À ses yeux, "nous ne devrions pas craindre cette perspective, nous devrions l'embrasser, en plaçant l'Europe sur des bases plus solides, plus fortes, plus souveraines, plus autonomes".
Les priorités de la présidence belge
La Belgique souhaite contribuer à cet effort en protégeant les gens, en renforçant l'économie et en préparant l'avenir commun, a-t-il ajouté, citant trois grandes priorités de la présidence belge. Face aux concurrences économiques des USA et de la Chine, passant par des subventions massives, le libéral appelle à renforcer la compétitivité en aidant les (jeunes) entrepreneurs à se placer sur un grand marché des capitaux. Un rapport commandé à l'ancien Premier ministre italien Enrico Leta doit ainsi esquisser un nouvel élan pour le marché unique, sous cette présidence belge.
Le Premier ministre est revenu sur l'importance d'ajouter un pacte industriel au pacte vert européen, en soutenant les technologies propres. Sans oublier la concertation sociale, a-t-il ajouté à l'égard de l'aile gauche de sa majorité Vivaldi.
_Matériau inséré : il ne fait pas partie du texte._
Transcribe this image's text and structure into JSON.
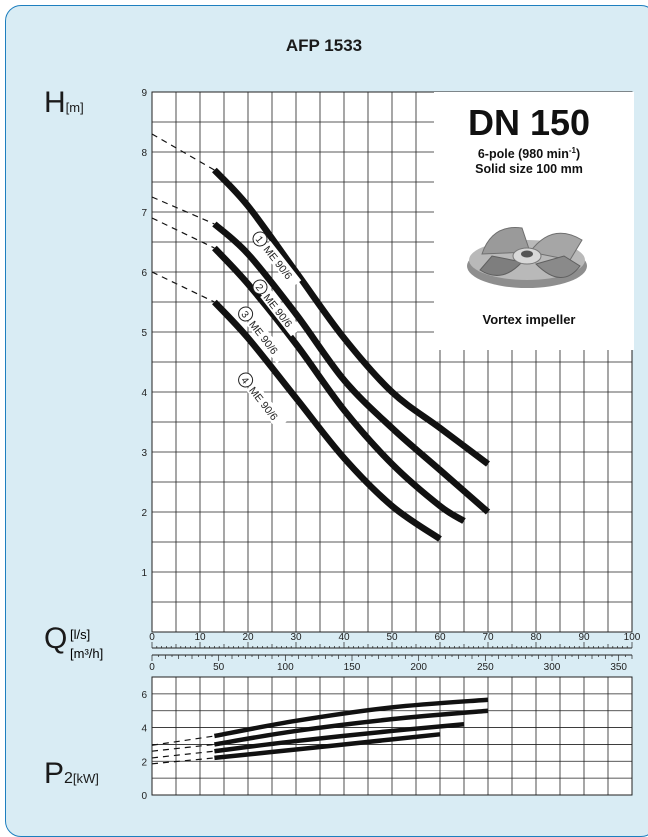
{
  "title": "AFP 1533",
  "info": {
    "dn": "DN 150",
    "pole": "6-pole (980 min",
    "pole_sup": "-1",
    "pole_end": ")",
    "solid": "Solid size 100 mm",
    "impeller": "Vortex impeller"
  },
  "axis": {
    "h_letter": "H",
    "h_unit": "[m]",
    "q_letter": "Q",
    "q_unit_ls": "[l/s]",
    "q_unit_m3h": "[m³/h]",
    "p_letter": "P",
    "p_sub": "2",
    "p_unit": "[kW]"
  },
  "colors": {
    "card_bg": "#d9ecf4",
    "border": "#1e7fbf",
    "curve": "#111111"
  },
  "chart_data": [
    {
      "type": "line",
      "name": "head",
      "xlabel": "Q [l/s]",
      "ylabel": "H [m]",
      "xlim": [
        0,
        100
      ],
      "ylim": [
        0,
        9
      ],
      "yticks": [
        1,
        2,
        3,
        4,
        5,
        6,
        7,
        8,
        9
      ],
      "xticks_ls": [
        0,
        10,
        20,
        30,
        40,
        50,
        60,
        70,
        80,
        90,
        100
      ],
      "xticks_m3h": [
        0,
        50,
        100,
        150,
        200,
        250,
        300,
        350
      ],
      "series": [
        {
          "name": "ME 90/6",
          "marker": "1",
          "dashed": [
            [
              0,
              8.3
            ],
            [
              13,
              7.7
            ]
          ],
          "x": [
            13,
            20,
            30,
            40,
            50,
            60,
            70
          ],
          "y": [
            7.7,
            7.1,
            6.0,
            4.9,
            4.0,
            3.4,
            2.8
          ]
        },
        {
          "name": "ME 90/6",
          "marker": "2",
          "dashed": [
            [
              0,
              7.25
            ],
            [
              13,
              6.8
            ]
          ],
          "x": [
            13,
            20,
            30,
            40,
            50,
            60,
            70
          ],
          "y": [
            6.8,
            6.3,
            5.3,
            4.2,
            3.4,
            2.7,
            2.0
          ]
        },
        {
          "name": "ME 90/6",
          "marker": "3",
          "dashed": [
            [
              0,
              6.9
            ],
            [
              13,
              6.4
            ]
          ],
          "x": [
            13,
            20,
            30,
            40,
            50,
            60,
            65
          ],
          "y": [
            6.4,
            5.8,
            4.8,
            3.7,
            2.8,
            2.1,
            1.85
          ]
        },
        {
          "name": "ME 90/6",
          "marker": "4",
          "dashed": [
            [
              0,
              6.0
            ],
            [
              13,
              5.5
            ]
          ],
          "x": [
            13,
            20,
            30,
            40,
            50,
            60
          ],
          "y": [
            5.5,
            4.9,
            3.9,
            2.9,
            2.1,
            1.55
          ]
        }
      ]
    },
    {
      "type": "line",
      "name": "power",
      "xlabel": "Q [l/s]",
      "ylabel": "P2 [kW]",
      "xlim": [
        0,
        100
      ],
      "ylim": [
        0,
        7
      ],
      "yticks": [
        0,
        2,
        4,
        6
      ],
      "series": [
        {
          "dashed": [
            [
              0,
              2.95
            ],
            [
              13,
              3.5
            ]
          ],
          "x": [
            13,
            30,
            50,
            70
          ],
          "y": [
            3.5,
            4.4,
            5.2,
            5.65
          ]
        },
        {
          "dashed": [
            [
              0,
              2.6
            ],
            [
              13,
              3.0
            ]
          ],
          "x": [
            13,
            30,
            50,
            70
          ],
          "y": [
            3.0,
            3.8,
            4.5,
            5.0
          ]
        },
        {
          "dashed": [
            [
              0,
              2.2
            ],
            [
              13,
              2.6
            ]
          ],
          "x": [
            13,
            30,
            50,
            65
          ],
          "y": [
            2.6,
            3.2,
            3.8,
            4.2
          ]
        },
        {
          "dashed": [
            [
              0,
              1.85
            ],
            [
              13,
              2.2
            ]
          ],
          "x": [
            13,
            30,
            50,
            60
          ],
          "y": [
            2.2,
            2.7,
            3.3,
            3.6
          ]
        }
      ]
    }
  ]
}
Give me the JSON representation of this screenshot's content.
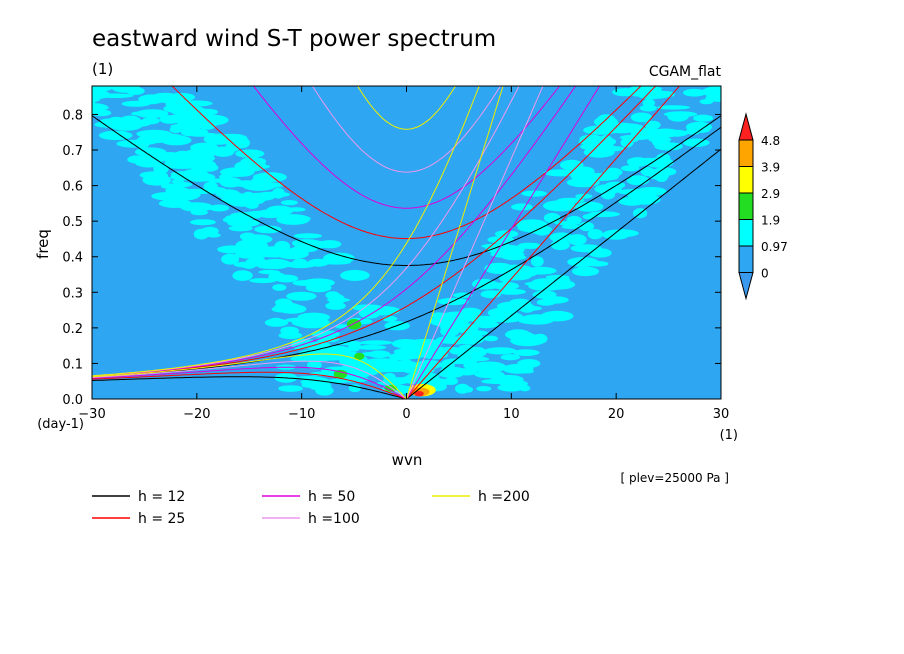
{
  "chart_data": {
    "type": "heatmap",
    "title": "eastward wind S-T power spectrum",
    "subtitle_left": "(1)",
    "subtitle_right": "CGAM_flat",
    "xlabel": "wvn",
    "ylabel": "freq",
    "x_unit": "(1)",
    "y_unit": "(day-1)",
    "xlim": [
      -30,
      30
    ],
    "ylim": [
      0,
      0.88
    ],
    "x_ticks": [
      -30,
      -20,
      -10,
      0,
      10,
      20,
      30
    ],
    "y_ticks": [
      0.0,
      0.1,
      0.2,
      0.3,
      0.4,
      0.5,
      0.6,
      0.7,
      0.8
    ],
    "annotation": "[ plev=25000 Pa ]",
    "colorbar": {
      "levels": [
        "0",
        "0.97",
        "1.9",
        "2.9",
        "3.9",
        "4.8"
      ],
      "colors": [
        "#3a9af0",
        "#2ea6f2",
        "#00ffff",
        "#22dd22",
        "#ffff00",
        "#ffa500",
        "#ff2020"
      ]
    },
    "background_color": "#2ea6f2",
    "contour_color": "#00ffff",
    "dispersion_curves": [
      {
        "label": "h = 12",
        "h": 12,
        "color": "#000000"
      },
      {
        "label": "h = 25",
        "h": 25,
        "color": "#ff0000"
      },
      {
        "label": "h = 50",
        "h": 50,
        "color": "#dd00dd"
      },
      {
        "label": "h =100",
        "h": 100,
        "color": "#ee99ee"
      },
      {
        "label": "h =200",
        "h": 200,
        "color": "#eeee00"
      }
    ]
  }
}
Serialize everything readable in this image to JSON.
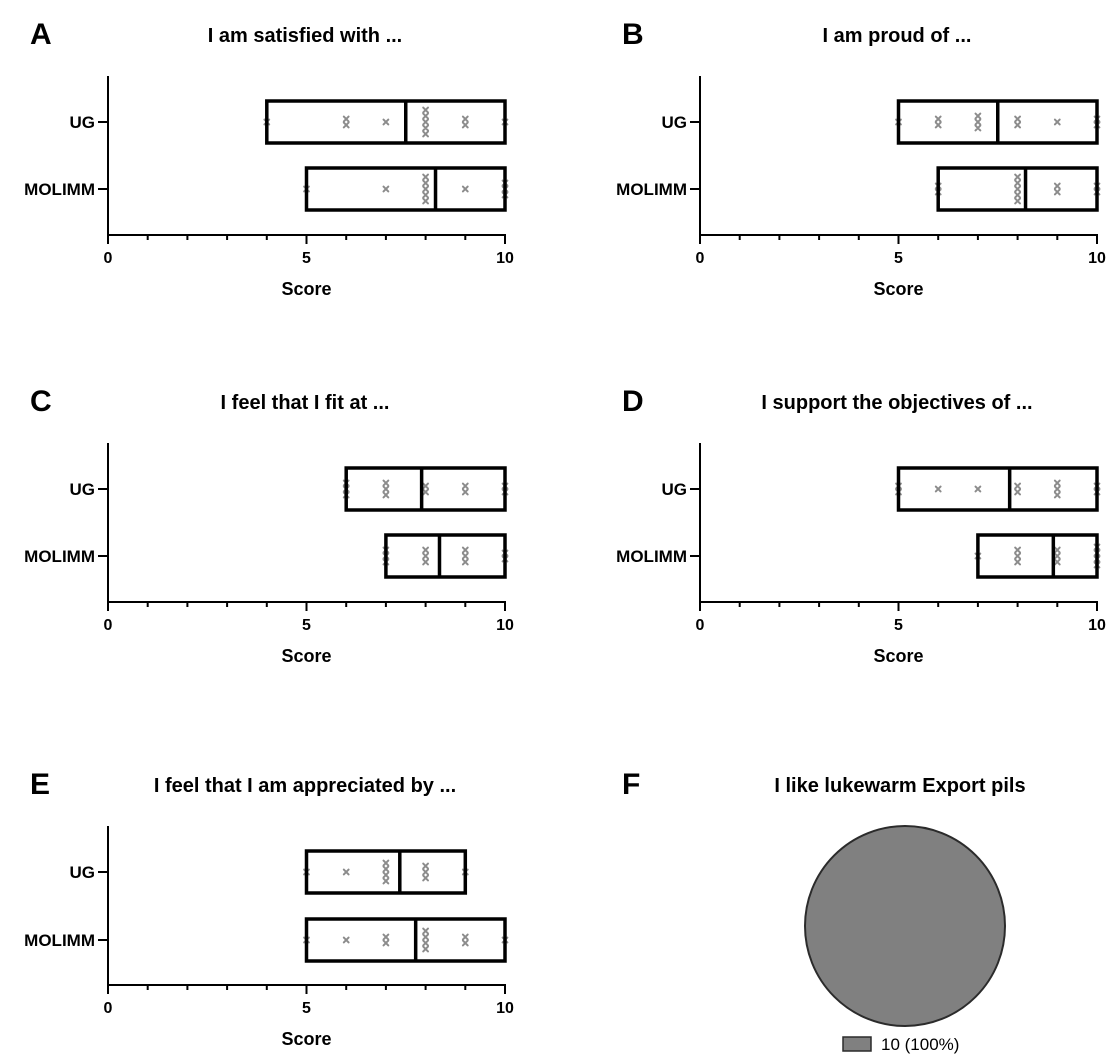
{
  "chart_data": [
    {
      "type": "box",
      "panel": "A",
      "title": "I am satisfied with ...",
      "xlabel": "Score",
      "xlim": [
        0,
        10
      ],
      "xticks": [
        0,
        5,
        10
      ],
      "categories": [
        "UG",
        "MOLIMM"
      ],
      "boxes": [
        {
          "group": "UG",
          "min": 4,
          "q1": 4,
          "median": 7.5,
          "q3": 10,
          "max": 10,
          "points": [
            4,
            6,
            6,
            7,
            8,
            8,
            8,
            8,
            8,
            9,
            9,
            10
          ]
        },
        {
          "group": "MOLIMM",
          "min": 5,
          "q1": 5,
          "median": 8.25,
          "q3": 10,
          "max": 10,
          "points": [
            5,
            7,
            8,
            8,
            8,
            8,
            8,
            9,
            10,
            10,
            10
          ]
        }
      ]
    },
    {
      "type": "box",
      "panel": "B",
      "title": "I am proud of ...",
      "xlabel": "Score",
      "xlim": [
        0,
        10
      ],
      "xticks": [
        0,
        5,
        10
      ],
      "categories": [
        "UG",
        "MOLIMM"
      ],
      "boxes": [
        {
          "group": "UG",
          "min": 5,
          "q1": 5,
          "median": 7.5,
          "q3": 10,
          "max": 10,
          "points": [
            5,
            6,
            6,
            7,
            7,
            7,
            8,
            8,
            9,
            10,
            10
          ]
        },
        {
          "group": "MOLIMM",
          "min": 6,
          "q1": 6,
          "median": 8.2,
          "q3": 10,
          "max": 10,
          "points": [
            6,
            6,
            8,
            8,
            8,
            8,
            8,
            9,
            9,
            10,
            10
          ]
        }
      ]
    },
    {
      "type": "box",
      "panel": "C",
      "title": "I feel that I fit at ...",
      "xlabel": "Score",
      "xlim": [
        0,
        10
      ],
      "xticks": [
        0,
        5,
        10
      ],
      "categories": [
        "UG",
        "MOLIMM"
      ],
      "boxes": [
        {
          "group": "UG",
          "min": 6,
          "q1": 6,
          "median": 7.9,
          "q3": 10,
          "max": 10,
          "points": [
            6,
            6,
            6,
            7,
            7,
            7,
            8,
            8,
            9,
            9,
            10,
            10
          ]
        },
        {
          "group": "MOLIMM",
          "min": 7,
          "q1": 7,
          "median": 8.35,
          "q3": 10,
          "max": 10,
          "points": [
            7,
            7,
            7,
            8,
            8,
            8,
            9,
            9,
            9,
            10,
            10
          ]
        }
      ]
    },
    {
      "type": "box",
      "panel": "D",
      "title": "I support the objectives of ...",
      "xlabel": "Score",
      "xlim": [
        0,
        10
      ],
      "xticks": [
        0,
        5,
        10
      ],
      "categories": [
        "UG",
        "MOLIMM"
      ],
      "boxes": [
        {
          "group": "UG",
          "min": 5,
          "q1": 5,
          "median": 7.8,
          "q3": 10,
          "max": 10,
          "points": [
            5,
            5,
            6,
            7,
            8,
            8,
            9,
            9,
            9,
            10,
            10
          ]
        },
        {
          "group": "MOLIMM",
          "min": 7,
          "q1": 7,
          "median": 8.9,
          "q3": 10,
          "max": 10,
          "points": [
            7,
            8,
            8,
            8,
            9,
            9,
            9,
            10,
            10,
            10,
            10
          ]
        }
      ]
    },
    {
      "type": "box",
      "panel": "E",
      "title": "I feel that I am appreciated by ...",
      "xlabel": "Score",
      "xlim": [
        0,
        10
      ],
      "xticks": [
        0,
        5,
        10
      ],
      "categories": [
        "UG",
        "MOLIMM"
      ],
      "boxes": [
        {
          "group": "UG",
          "min": 5,
          "q1": 5,
          "median": 7.35,
          "q3": 9,
          "max": 9,
          "points": [
            5,
            6,
            7,
            7,
            7,
            7,
            8,
            8,
            8,
            9
          ]
        },
        {
          "group": "MOLIMM",
          "min": 5,
          "q1": 5,
          "median": 7.75,
          "q3": 10,
          "max": 10,
          "points": [
            5,
            6,
            7,
            7,
            8,
            8,
            8,
            8,
            9,
            9,
            10
          ]
        }
      ]
    },
    {
      "type": "pie",
      "panel": "F",
      "title": "I like lukewarm Export pils",
      "slices": [
        {
          "label": "10 (100%)",
          "value": 10,
          "color": "#808080"
        }
      ],
      "legend_position": "bottom"
    }
  ],
  "colors": {
    "box_stroke": "#000000",
    "point_fill": "#8c8c8c",
    "pie_fill": "#808080",
    "pie_stroke": "#2b2b2b"
  }
}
Arrivant en fin de législature, la présidence belge doit aussi aider à tracer l'agenda stratégique de l'UE pour les cinq prochaines années. Elle a établi une feuille de route pour garantir la capacité d'action de l'Europe lorsque l'Union passera "d'une famille de 27 à une famille de plus de 30 membres". Le financement de l'Union ; les futures priorités politiques à l'échelon européen ; le renforcement de la démocratie européenne ; et une meilleure intégration de l'État de droit dans l'Union, constituent les grands axes de cette feuille de route.
Par ailleurs, la Belgique a bien l'intention de réaliser "un grand pas en avant dans le domaine de l'asile et de la migration pour rendre le régime européen à nouveau gérable, fonctionnel et humain", a confirmé Alexander De Croo.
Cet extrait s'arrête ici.